DQN

class DQN(feature: callable, behavior_policy: pandemonium.policies.policy.Policy, replay_buffer: pandemonium.experience.buffers.ReplayBuffer, aqf: callable = None, avf: callable = None, target_update_freq: int = 0, warm_up_period: int = None, num_atoms: int = 1, v_min: float = None, v_max: float = None, duelling: bool = False, double: bool = False, **kwargs)

Bases: pandemonium.demons.control.OfflineTDControl, pandemonium.demons.control.QLearning, pandemonium.demons.offline_td.TTD, pandemonium.demons.demon.ParametricDemon, pandemonium.experience.buffers.ReplayBufferMixin, pandemonium.networks.target_network.TargetNetMixin, pandemonium.demons.control.CategoricalQ, pandemonium.demons.control.DuellingMixin

Deep Q-Network with all the bells and whistles mixed in.

References

“Rainbow: Combining Improvements in Deep RL” by Hessel et. al

https://arxiv.org/pdf/1710.02298.pdf

Methods Summary

learn(self, transitions)

q_t(self, trajectory)

Computes action-value targets \(Q(s_{t+1}, \hat{a})\).

q_tm1(self, x, a)

Computes values associated with action batch a

Methods Documentation

learn(self, transitions: List[ForwardRef(‘Transition’)])
q_t(self, trajectory: pandemonium.experience.experience.Trajectory)

Computes action-value targets \(Q(s_{t+1}, \hat{a})\).

Algorithms differ in the way \(\hat{a}\) is chosen.

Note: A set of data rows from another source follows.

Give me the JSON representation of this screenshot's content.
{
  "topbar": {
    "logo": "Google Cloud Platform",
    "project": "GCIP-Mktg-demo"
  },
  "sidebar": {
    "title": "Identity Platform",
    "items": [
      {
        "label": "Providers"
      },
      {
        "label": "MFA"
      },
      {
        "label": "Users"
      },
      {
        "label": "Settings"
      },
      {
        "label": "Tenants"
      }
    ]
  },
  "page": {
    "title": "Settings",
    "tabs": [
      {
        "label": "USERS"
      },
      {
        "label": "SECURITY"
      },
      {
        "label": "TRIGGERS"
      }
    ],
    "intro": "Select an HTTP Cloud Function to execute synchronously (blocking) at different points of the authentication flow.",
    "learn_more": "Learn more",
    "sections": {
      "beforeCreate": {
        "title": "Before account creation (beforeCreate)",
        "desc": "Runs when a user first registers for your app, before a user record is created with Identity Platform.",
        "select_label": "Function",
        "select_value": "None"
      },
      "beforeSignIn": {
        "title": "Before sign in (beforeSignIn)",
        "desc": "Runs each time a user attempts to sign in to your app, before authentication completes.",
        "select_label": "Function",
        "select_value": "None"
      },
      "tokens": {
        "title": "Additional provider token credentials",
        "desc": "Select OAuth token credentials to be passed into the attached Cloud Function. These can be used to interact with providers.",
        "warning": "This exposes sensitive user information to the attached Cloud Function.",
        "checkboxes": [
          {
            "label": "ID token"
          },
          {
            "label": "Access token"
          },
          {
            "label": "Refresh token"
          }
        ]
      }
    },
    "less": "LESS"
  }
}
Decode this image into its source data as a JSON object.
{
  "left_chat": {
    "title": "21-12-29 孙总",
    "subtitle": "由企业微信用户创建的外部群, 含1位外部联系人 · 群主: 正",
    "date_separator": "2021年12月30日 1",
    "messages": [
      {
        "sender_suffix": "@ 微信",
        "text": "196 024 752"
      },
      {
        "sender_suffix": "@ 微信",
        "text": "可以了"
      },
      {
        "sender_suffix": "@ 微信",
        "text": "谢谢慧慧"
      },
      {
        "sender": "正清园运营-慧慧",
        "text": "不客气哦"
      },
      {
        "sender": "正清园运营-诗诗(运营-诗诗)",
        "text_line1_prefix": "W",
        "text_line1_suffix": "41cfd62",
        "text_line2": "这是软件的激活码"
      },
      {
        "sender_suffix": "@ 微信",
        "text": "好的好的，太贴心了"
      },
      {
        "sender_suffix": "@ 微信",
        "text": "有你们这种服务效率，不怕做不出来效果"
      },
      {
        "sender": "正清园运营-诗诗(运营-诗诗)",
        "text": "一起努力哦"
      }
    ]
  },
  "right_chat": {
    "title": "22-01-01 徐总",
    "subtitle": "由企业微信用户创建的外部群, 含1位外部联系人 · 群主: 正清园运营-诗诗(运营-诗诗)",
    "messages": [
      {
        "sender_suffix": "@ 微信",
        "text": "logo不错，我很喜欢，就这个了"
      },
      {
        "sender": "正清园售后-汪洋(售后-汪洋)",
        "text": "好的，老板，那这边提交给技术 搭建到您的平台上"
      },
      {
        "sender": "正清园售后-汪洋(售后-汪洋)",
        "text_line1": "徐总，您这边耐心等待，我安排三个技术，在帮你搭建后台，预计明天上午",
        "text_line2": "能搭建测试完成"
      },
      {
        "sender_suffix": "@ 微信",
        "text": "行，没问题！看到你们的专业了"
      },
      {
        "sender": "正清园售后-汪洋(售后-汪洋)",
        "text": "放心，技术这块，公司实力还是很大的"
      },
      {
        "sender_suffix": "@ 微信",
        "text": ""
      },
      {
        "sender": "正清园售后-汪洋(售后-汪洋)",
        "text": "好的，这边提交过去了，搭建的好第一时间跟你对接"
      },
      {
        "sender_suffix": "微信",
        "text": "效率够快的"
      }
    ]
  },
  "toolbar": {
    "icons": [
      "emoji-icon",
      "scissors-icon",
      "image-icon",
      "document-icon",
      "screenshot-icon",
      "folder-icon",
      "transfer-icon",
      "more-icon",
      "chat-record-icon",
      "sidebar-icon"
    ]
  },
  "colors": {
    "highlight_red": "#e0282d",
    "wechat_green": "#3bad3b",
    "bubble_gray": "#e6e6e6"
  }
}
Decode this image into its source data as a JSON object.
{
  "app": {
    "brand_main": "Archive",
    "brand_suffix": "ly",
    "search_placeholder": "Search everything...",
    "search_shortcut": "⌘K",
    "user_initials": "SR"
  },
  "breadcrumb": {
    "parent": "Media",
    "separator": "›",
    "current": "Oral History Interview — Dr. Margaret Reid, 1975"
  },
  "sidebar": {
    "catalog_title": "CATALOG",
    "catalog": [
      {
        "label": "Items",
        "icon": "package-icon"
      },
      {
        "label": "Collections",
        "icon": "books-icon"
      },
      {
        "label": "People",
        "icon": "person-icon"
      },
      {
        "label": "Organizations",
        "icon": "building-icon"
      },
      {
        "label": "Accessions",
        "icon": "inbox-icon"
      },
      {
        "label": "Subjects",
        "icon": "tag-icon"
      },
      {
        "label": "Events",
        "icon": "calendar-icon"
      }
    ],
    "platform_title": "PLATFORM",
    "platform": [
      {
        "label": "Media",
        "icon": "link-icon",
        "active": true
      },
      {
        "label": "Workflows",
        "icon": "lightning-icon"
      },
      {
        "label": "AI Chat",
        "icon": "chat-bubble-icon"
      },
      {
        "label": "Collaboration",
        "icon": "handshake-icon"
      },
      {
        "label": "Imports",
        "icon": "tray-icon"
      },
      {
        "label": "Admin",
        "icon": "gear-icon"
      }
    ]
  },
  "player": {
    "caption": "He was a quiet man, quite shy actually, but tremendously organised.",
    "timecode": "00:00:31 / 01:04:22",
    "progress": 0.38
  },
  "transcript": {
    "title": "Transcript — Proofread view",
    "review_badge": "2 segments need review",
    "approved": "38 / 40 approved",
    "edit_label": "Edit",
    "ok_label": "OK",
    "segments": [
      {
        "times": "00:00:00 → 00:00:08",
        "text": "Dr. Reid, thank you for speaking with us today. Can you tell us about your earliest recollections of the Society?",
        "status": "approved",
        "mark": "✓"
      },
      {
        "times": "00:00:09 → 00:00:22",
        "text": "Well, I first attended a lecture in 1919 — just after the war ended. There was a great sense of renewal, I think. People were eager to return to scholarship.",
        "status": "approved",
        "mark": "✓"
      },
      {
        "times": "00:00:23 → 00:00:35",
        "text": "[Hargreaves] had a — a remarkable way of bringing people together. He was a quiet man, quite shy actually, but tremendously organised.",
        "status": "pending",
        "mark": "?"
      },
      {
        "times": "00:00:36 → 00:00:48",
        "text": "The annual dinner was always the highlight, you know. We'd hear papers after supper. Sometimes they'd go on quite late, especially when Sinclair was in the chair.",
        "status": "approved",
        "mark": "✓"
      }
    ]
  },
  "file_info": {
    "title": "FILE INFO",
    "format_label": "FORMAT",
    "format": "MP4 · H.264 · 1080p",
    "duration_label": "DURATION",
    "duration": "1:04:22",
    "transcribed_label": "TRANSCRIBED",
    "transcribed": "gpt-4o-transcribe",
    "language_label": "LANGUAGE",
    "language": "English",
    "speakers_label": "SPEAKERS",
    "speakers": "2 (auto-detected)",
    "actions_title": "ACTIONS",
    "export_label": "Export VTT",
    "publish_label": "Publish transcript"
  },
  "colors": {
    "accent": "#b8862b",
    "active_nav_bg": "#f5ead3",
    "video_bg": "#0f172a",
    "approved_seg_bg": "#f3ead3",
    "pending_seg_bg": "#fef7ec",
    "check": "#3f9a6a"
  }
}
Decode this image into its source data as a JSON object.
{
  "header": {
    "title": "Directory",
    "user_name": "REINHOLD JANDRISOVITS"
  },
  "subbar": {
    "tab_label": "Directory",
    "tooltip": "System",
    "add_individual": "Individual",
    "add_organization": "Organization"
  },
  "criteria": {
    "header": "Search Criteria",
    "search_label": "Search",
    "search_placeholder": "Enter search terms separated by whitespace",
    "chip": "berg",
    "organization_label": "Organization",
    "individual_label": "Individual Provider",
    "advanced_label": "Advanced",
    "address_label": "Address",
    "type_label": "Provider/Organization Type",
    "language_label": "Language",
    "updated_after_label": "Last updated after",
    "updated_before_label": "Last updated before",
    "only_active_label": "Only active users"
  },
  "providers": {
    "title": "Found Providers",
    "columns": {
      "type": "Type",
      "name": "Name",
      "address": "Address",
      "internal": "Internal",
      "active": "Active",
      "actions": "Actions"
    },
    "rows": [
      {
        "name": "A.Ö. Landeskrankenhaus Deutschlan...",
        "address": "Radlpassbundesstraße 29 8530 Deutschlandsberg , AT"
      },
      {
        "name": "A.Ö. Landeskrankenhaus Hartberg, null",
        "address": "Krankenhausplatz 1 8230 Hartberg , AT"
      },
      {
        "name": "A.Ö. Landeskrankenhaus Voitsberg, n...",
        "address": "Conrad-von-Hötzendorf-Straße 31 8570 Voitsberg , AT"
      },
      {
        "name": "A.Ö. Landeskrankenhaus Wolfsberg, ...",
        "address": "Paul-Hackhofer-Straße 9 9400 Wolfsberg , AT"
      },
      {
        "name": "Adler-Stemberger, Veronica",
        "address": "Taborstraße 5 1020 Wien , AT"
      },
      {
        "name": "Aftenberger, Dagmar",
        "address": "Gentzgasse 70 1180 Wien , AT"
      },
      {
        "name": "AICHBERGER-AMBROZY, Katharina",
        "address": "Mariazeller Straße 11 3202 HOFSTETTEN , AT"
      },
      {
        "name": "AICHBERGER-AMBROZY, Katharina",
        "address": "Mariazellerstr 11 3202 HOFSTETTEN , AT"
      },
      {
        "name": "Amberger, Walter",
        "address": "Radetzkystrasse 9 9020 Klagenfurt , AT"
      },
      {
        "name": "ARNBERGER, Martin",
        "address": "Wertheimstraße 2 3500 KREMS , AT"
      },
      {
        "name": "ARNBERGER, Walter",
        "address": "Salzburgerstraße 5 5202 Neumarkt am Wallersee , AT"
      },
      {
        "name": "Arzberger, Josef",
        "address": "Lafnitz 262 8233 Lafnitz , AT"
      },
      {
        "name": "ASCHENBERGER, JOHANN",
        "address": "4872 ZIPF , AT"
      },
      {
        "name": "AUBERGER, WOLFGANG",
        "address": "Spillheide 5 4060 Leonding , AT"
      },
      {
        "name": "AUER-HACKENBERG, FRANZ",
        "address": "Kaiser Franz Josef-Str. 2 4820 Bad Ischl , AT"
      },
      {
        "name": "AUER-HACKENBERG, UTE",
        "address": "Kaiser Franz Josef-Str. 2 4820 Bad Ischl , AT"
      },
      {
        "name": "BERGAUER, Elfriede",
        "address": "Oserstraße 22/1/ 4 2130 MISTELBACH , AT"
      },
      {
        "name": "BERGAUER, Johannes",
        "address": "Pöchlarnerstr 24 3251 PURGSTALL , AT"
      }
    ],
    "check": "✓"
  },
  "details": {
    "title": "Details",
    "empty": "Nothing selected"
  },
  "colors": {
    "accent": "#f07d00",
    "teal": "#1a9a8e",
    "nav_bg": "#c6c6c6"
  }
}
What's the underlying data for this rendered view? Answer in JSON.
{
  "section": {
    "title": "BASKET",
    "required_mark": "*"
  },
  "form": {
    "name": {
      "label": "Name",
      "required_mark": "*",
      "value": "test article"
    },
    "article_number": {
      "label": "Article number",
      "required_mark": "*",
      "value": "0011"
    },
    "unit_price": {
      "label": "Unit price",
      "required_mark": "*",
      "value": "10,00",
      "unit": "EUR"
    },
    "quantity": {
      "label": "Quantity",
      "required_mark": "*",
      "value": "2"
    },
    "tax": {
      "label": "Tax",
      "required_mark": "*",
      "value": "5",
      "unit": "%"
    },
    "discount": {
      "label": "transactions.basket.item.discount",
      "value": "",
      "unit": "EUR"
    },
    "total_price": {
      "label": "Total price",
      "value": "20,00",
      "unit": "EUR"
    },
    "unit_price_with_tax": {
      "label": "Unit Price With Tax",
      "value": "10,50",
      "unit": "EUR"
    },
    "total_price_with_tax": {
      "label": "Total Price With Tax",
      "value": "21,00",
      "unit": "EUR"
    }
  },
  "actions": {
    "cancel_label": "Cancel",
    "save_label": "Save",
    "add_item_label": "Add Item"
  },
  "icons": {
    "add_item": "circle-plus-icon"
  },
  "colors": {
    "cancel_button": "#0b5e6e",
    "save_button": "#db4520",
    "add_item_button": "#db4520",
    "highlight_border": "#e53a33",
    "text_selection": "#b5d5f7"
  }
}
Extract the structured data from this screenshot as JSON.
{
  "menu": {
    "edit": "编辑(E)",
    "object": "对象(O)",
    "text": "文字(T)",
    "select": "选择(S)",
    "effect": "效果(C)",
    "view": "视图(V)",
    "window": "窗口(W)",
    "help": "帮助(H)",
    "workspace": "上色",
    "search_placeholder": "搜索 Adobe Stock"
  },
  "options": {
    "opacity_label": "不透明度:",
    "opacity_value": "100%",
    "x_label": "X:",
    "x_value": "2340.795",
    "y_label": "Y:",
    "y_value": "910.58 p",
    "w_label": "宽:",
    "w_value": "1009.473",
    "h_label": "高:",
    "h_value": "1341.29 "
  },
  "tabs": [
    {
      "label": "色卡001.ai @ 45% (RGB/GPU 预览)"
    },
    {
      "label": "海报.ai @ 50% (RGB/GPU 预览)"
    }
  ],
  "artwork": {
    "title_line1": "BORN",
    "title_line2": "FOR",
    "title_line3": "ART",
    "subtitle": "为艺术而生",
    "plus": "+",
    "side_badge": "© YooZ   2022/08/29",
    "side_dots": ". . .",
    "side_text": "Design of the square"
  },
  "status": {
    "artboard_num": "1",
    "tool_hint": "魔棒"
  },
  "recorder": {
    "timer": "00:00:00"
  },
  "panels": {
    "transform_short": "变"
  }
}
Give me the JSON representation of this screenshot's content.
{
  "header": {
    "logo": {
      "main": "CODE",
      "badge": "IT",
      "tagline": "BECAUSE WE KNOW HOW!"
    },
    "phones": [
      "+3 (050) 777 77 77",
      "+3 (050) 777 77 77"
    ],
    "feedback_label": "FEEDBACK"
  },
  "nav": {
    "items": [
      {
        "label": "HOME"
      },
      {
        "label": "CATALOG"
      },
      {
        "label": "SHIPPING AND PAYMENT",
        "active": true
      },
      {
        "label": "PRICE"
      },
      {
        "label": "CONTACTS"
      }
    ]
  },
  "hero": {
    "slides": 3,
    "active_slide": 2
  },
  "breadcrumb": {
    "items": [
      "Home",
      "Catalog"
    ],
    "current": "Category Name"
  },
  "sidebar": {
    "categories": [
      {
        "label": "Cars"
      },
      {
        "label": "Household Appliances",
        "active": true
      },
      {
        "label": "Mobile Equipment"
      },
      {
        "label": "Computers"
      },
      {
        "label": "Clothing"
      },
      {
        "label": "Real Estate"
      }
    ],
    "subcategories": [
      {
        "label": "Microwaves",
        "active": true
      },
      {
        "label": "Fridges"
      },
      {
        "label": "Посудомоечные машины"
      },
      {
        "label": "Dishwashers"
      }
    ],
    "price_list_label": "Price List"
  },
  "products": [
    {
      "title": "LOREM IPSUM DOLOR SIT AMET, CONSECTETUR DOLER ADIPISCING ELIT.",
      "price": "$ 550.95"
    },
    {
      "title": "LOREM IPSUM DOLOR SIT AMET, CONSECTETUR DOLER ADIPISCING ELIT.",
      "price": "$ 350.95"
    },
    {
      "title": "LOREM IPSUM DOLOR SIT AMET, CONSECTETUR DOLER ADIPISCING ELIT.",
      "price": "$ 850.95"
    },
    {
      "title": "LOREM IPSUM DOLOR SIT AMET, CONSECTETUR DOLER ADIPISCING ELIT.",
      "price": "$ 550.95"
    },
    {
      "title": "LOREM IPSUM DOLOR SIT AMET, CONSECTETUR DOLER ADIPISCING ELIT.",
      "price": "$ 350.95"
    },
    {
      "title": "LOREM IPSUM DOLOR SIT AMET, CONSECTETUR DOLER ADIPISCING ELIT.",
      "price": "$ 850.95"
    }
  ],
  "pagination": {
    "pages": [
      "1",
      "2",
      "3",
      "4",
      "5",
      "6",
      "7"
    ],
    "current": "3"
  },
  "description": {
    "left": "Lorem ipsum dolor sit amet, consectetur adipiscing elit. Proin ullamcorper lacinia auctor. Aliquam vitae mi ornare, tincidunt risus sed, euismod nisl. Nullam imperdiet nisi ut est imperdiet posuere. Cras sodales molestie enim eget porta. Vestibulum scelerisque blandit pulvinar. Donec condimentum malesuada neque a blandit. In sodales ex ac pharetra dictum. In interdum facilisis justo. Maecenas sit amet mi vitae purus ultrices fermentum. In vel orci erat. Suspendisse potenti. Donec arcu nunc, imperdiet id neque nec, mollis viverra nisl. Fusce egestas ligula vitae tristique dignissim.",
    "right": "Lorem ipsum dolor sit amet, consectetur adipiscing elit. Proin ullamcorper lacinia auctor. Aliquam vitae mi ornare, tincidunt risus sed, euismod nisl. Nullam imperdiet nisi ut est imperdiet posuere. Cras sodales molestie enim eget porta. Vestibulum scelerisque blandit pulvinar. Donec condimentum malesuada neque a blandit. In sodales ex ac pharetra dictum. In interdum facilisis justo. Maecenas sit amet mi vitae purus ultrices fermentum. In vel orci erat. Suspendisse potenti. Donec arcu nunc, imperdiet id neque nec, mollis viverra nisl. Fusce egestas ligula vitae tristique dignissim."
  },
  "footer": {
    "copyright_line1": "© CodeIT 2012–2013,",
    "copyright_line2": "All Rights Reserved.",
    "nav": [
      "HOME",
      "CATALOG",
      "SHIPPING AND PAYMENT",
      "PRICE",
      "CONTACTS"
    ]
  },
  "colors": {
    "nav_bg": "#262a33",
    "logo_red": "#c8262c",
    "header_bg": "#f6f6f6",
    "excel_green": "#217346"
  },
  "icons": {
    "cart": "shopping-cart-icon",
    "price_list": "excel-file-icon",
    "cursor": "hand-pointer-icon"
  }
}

\[\begin{split}\begin{align*} \text{Q-learning} &: \hat{a} = \argmax_{a \in \mathcal{A}}Q(s_{t+1}, a) \\ \SARSA &: \hat{a} = \mu(s_{t+1}) \end{align*}\end{split}\]
q_tm1(self, x, a)

Computes values associated with action batch a

Is overridden by distributional agents that use azf to evaluate actions instead of aqf.

Returns

Return type

A batch of action values $Q(s_{t-1}, a_{t-1})$.